The protest comes a bit late, but for the Red Brigades' purposes, that's just as well. The American military occupation of Italy at the end of World War II was decidedly popular among Italians who lived in the northeastern part of the country, where Gen. Dozier was seized last Thursday. As the German armies collapsed in early 1945, Marshal Tito's Yugoslav partisans swept across the border into Italy with the clear intention of taking permanent possession of a large piece of it. Only under the threat of force by the Americans and British did Tito reluctantly withdraw to a compromise line. An American infantry division was posted on that line as a guarantee to the defenseless Italians, and there it remained until the final peace treaty was signed two years later. That was the substance of the American occupation. The Brigades' use of the term is presumably a hyperbolic reference to Italy's current membership in NATO, in the logistical apparatus of which Gen. Dozier serves. Here as always the Brigades are addressing an audience without much of a memory--and no memory at all of the real occupation, or the real reason for it.

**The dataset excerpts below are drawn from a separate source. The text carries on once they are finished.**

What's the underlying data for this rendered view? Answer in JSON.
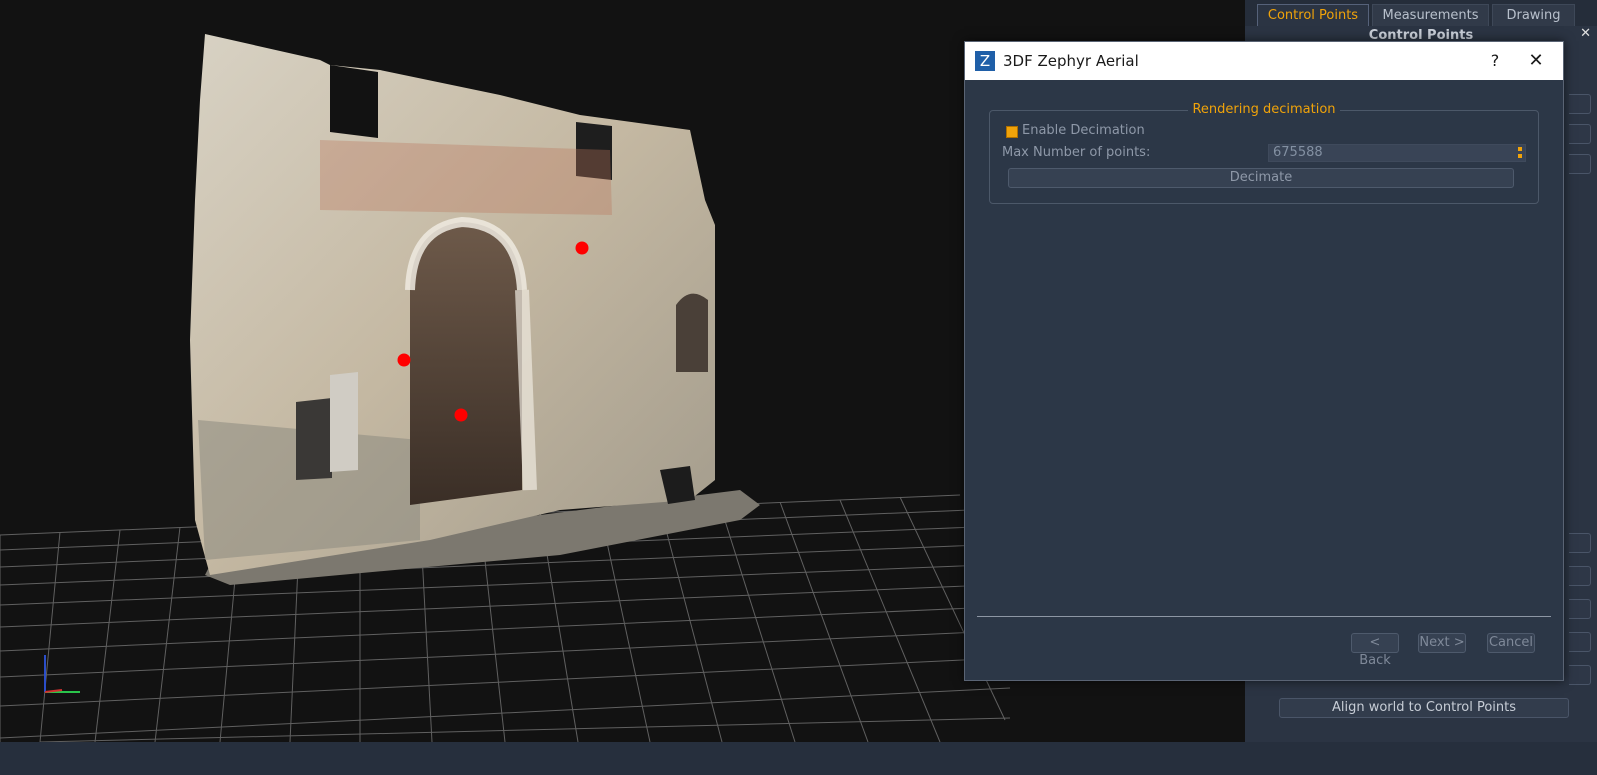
{
  "side_panel": {
    "tabs": [
      {
        "label": "Control Points",
        "active": true
      },
      {
        "label": "Measurements",
        "active": false
      },
      {
        "label": "Drawing",
        "active": false
      }
    ],
    "title": "Control Points",
    "close_glyph": "✕",
    "align_button": "Align world to Control Points"
  },
  "dialog": {
    "icon_letter": "Z",
    "title": "3DF Zephyr Aerial",
    "help_glyph": "?",
    "close_glyph": "✕",
    "group_title": "Rendering decimation",
    "enable_label": "Enable Decimation",
    "enable_checked": true,
    "max_points_label": "Max Number of points:",
    "max_points_value": "675588",
    "decimate_label": "Decimate",
    "back_label": "< Back",
    "next_label": "Next >",
    "cancel_label": "Cancel"
  },
  "colors": {
    "accent": "#f0a30a",
    "panel_bg": "#2c3747",
    "viewport_bg": "#121212",
    "control_point": "#ff0000"
  },
  "viewport": {
    "control_point_count": 3,
    "axis_icon": "axis-gizmo-icon"
  }
}
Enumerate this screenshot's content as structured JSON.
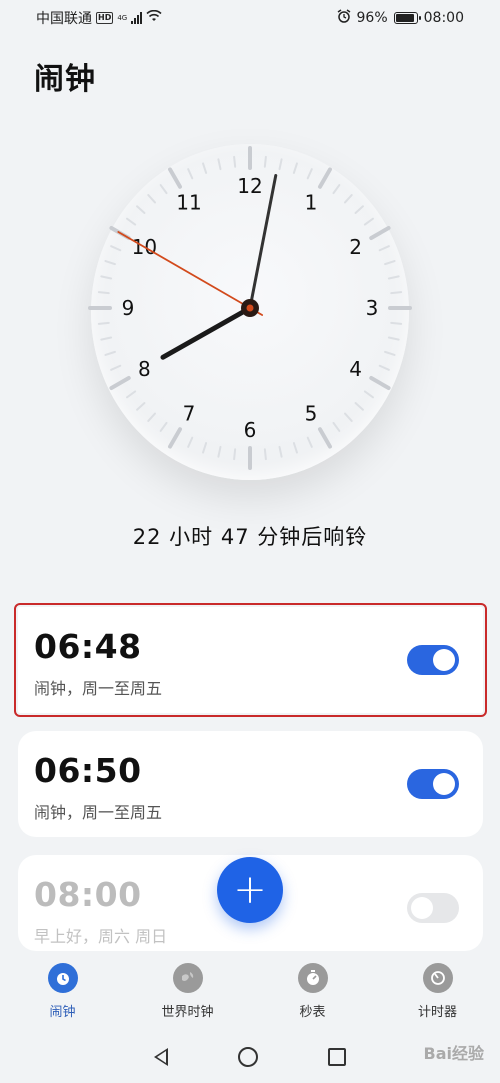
{
  "status_bar": {
    "carrier": "中国联通",
    "hd": "HD",
    "network": "4G",
    "battery": "96%",
    "time": "08:00"
  },
  "page_title": "闹钟",
  "clock": {
    "numbers": [
      "12",
      "1",
      "2",
      "3",
      "4",
      "5",
      "6",
      "7",
      "8",
      "9",
      "10",
      "11"
    ],
    "hour": 8,
    "minute": 1,
    "second": 50
  },
  "ring_text": "22 小时 47 分钟后响铃",
  "alarms": [
    {
      "time": "06:48",
      "label": "闹钟，周一至周五",
      "enabled": true
    },
    {
      "time": "06:50",
      "label": "闹钟，周一至周五",
      "enabled": true
    },
    {
      "time": "08:00",
      "label": "早上好，周六 周日",
      "enabled": false
    }
  ],
  "fab_label": "+",
  "bottom_nav": [
    {
      "label": "闹钟",
      "icon": "alarm-clock-icon",
      "active": true
    },
    {
      "label": "世界时钟",
      "icon": "globe-icon",
      "active": false
    },
    {
      "label": "秒表",
      "icon": "stopwatch-icon",
      "active": false
    },
    {
      "label": "计时器",
      "icon": "timer-icon",
      "active": false
    }
  ],
  "watermark": "Bai经验",
  "colors": {
    "accent": "#1f63e6",
    "toggle_on": "#2a66e0",
    "second_hand": "#d24a1c",
    "highlight": "#c92a2a"
  }
}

Perhaps the Brigades will try to bargain with the general's life, offering his safe return for various political concessions. Unfortunately, the right response is a flat refusal. That was the position taken by the Italian government three years ago when one of the country's leading political figures, former premier Aldo Moro, was seized by the Red Brigades. No different answer is permissible in the case of an American soldier.

Hunting terrorists is always extremely difficult in a country that operates under the rule of law. But it's worth noting that the Italian police and courts have been unusually effective in recent years--more effective than, for example, the authorities pursuing the Weathermen in this country over the past decade. Most of the people involved in the Moro assassination are now in prison, and likely to remain there for quite a long time. The kidnapping of Gen. Dozier is the work of an organization much reduced in membership, on the run, desperate for attention, and now gambling that this shocking assault can restore some of its earlier momentum.